National Healthgroup, Singapore, Singapore.
Asian Bioeth Rev. 2018 Oct 28;10(3):189-198. doi: 10.1007/s41649-018-0065-9. eCollection 2018 Oct.
Brain death certification can be a clinically and ethically challenging affair. Healthcare workers are expected to refer patients for brain death certification to identify potential organ donors, but family members may be ill-prepared for this turn of events. Already distraught families may not appreciate delays in brain death certification, but such delays are common because of the need to manage the patient's altered physiological state to allow testing. Opportunities for donation are sometimes lost because of the unnecessary delay. With focus on an opt-out organ donation law, we discuss causes of delays in brain death certification, and the ethical issues faced by clinicians in using tests to certify patients. To resolve the issues, we argue for the use of supplementary confirmatory tests as part of a more protocol-driven approach to brain death certification to avoid delays. Such tests should be regarded as part of the donation process funded by the state.

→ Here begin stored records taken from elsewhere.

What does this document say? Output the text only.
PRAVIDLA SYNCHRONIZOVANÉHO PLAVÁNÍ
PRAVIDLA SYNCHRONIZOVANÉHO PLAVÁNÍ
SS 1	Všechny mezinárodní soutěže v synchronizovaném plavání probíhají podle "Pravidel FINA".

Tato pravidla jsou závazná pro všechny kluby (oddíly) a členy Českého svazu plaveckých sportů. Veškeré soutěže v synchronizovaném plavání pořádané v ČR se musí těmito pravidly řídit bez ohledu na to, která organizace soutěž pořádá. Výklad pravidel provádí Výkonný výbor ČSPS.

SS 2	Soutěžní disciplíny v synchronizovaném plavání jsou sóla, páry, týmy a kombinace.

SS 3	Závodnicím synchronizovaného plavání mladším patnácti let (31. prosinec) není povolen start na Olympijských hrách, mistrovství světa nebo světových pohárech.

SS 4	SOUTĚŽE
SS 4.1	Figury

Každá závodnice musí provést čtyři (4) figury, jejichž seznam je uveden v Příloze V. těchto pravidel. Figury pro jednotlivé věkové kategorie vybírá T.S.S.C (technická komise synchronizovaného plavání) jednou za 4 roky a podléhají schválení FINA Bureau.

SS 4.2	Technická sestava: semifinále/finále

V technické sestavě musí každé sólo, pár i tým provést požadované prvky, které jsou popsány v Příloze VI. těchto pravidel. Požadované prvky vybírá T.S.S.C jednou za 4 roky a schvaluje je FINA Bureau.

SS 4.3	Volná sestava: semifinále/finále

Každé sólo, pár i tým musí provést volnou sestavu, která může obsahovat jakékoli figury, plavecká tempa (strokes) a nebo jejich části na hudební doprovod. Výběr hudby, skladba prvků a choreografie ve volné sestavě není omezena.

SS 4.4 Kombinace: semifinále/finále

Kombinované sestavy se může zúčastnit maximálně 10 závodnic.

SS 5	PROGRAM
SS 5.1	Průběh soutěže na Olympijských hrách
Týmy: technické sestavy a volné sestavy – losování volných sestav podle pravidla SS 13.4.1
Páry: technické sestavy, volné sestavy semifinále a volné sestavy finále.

脑死亡认证在临床和伦理方面可能是一件具有挑战性的事情。医护人员需要将患者转介进行脑死亡认证以确定潜在的器官捐献者,但家庭成员可能对此变故毫无准备。已然心烦意乱的家属可能不理解脑死亡认证的延迟,但由于需要处理患者改变的生理状态以便进行检测,这种延迟很常见。有时会因为不必要的延迟而错失捐赠机会。围绕一项默认同意的器官捐赠法,我们讨论脑死亡认证延迟的原因,以及临床医生在使用检测来认证患者时所面临的伦理问题。为解决这些问题,我们主张使用补充性确证检测,作为更具规程驱动性的脑死亡认证方法的一部分,以避免延迟。此类检测应被视为由国家资助的捐赠过程的一部分。